There are some names in business that transcend their industries to become by-words for something else: innovation, revolution, success. Social media was around before Facebook, but the whole concept of it is now epitomised by Zuckerberg’s money-making ad-machine. ‘Hoover’ is just one brand of vacuum cleaner, but its ubiquity in the UK throughout the 20th century saw it become so synonymous with the product that most people just call vacuums hoovers now.

Into this select band of business pioneers, place Amazon and Tesla. Neither needs any introduction. Both, however, have had diverging financial fortunes for some time, with Amazon catapulting to its position as the world’s most profitable company and Tesla, investing heavily in the development of new transport modes and infrastructure, has yet to turn any recognisable profit. Until now.

Predictably, the Wall Street Journal reports today (31st Jan 2020) that Amazon saw blockbuster profits over the holiday season (an 8% increase to $3.3billion). No one is surprised about this. However, Tesla has also reported a profit for 2019, with fourth-quarter profits of around $36million, which analysts put down to the early opening of its new Shanghai factory and the release of a lower-cost Model Y SUV.

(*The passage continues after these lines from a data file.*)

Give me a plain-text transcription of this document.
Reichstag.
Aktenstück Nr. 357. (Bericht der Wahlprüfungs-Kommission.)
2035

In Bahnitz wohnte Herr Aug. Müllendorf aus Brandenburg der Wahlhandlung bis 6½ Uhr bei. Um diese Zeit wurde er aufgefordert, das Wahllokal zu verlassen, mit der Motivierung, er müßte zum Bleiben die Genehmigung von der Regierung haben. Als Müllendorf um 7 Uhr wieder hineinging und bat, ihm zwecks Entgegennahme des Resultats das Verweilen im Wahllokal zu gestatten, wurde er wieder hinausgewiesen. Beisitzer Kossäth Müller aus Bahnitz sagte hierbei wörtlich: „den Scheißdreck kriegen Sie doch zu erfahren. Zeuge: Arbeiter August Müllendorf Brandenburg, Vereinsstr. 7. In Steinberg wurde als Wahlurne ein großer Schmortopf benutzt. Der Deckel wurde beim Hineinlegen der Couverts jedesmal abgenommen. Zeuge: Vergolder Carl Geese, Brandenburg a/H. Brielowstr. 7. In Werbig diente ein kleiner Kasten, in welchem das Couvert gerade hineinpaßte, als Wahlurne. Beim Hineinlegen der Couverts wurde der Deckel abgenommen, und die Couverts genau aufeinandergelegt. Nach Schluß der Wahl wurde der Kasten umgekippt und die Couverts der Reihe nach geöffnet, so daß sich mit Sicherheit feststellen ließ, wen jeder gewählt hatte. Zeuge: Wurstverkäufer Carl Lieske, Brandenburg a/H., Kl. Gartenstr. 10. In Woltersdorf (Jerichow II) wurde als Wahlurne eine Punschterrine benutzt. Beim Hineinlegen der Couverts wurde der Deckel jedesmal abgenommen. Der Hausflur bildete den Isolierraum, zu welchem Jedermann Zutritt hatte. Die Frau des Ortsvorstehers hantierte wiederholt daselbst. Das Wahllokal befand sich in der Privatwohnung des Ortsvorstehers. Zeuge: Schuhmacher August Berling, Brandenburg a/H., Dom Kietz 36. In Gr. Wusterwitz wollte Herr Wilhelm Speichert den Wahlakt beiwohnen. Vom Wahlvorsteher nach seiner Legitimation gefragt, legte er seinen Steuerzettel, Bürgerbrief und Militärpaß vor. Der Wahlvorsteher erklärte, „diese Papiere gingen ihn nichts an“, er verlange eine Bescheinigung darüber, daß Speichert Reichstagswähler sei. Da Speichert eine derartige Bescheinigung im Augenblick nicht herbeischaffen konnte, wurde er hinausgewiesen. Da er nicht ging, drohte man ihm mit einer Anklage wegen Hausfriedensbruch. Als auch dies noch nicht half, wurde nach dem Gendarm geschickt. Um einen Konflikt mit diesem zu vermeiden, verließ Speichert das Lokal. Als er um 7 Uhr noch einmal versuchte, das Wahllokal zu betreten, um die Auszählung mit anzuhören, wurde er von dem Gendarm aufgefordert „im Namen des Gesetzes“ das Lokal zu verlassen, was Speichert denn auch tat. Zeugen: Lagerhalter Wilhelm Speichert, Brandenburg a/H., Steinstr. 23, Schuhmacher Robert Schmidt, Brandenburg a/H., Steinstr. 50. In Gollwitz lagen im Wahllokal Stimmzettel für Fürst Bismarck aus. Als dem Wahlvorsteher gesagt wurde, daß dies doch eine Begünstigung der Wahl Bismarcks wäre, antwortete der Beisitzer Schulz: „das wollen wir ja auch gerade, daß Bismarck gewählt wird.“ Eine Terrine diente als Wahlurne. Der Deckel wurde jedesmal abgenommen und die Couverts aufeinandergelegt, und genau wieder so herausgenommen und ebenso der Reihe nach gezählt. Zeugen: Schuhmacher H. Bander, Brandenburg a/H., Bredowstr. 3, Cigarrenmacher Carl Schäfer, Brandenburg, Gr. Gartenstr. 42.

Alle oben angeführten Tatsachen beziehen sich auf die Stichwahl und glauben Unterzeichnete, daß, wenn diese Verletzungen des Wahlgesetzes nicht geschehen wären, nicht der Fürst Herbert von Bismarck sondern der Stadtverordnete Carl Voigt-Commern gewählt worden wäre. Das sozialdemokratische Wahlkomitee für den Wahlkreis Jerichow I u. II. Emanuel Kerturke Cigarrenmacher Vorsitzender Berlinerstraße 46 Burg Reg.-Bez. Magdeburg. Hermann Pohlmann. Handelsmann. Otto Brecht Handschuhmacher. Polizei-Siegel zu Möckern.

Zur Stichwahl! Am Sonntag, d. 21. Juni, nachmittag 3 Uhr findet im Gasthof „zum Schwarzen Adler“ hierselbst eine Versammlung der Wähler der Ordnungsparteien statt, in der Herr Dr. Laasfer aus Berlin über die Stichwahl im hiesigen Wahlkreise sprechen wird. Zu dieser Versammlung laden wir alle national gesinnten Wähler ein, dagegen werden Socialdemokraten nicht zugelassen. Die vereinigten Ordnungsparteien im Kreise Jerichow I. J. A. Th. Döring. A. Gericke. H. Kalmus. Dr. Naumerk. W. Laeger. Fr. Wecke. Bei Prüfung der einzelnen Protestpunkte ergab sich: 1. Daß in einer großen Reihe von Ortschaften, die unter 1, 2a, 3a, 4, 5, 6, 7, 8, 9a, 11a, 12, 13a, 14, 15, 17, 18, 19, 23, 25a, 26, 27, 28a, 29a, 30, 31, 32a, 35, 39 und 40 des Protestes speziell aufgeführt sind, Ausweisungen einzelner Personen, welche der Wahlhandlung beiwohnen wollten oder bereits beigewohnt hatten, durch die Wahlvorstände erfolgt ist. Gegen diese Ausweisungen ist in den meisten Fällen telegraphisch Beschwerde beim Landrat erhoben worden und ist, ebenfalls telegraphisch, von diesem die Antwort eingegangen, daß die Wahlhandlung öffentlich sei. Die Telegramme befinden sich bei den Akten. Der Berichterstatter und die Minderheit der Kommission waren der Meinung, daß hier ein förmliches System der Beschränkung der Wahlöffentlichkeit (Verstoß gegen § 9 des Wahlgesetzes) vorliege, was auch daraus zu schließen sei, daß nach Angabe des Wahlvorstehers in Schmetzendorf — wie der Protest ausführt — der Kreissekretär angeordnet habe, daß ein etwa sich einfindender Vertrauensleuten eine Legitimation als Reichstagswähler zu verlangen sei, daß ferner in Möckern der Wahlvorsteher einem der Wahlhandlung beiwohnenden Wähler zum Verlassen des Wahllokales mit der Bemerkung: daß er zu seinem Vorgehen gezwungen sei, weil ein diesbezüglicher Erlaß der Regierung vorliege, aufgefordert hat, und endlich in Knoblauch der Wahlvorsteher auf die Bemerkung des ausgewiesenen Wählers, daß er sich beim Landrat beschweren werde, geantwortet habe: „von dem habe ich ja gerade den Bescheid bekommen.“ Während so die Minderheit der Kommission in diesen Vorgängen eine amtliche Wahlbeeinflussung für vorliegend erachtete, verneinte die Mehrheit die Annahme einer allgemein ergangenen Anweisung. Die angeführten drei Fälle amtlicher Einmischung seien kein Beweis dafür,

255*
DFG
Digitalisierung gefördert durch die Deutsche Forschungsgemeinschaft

And while these figures might seem worlds apart, the corporate strategies that drive them are, perhaps unsurprisingly, quite similar. Amazon’s continued growth is a result of its long-term investment in improving its Prime delivery service. Reliable single-day delivery automatically gives it a huge advantage over its competitors in terms of speed and convenience, and the higher shipping costs charged as a result bring obvious financial benefits to the retail revolutionary.

Tesla, meanwhile, has been building its own long-term vision, one that is just now beginning to bear fruit. Elon Musk, the charismatic founder & CEO, has focussed on growing the company as quickly as possible by making its cars affordable, quick and modern. This raises cash flow and allows the company to continue investing in its products & services, which is why it is now able to target mass adoption of its electric vehicles.

This can only be good for the environment, of course. Tesla’s latest financial results mean it now sits second only to Toyota in terms of market capitalisation. For a long time, Amazon concentrated on growth over income, and on service over profit. Now, it can reap the rewards.

In the automotive industry, you wouldn’t bet against Tesla doing the same.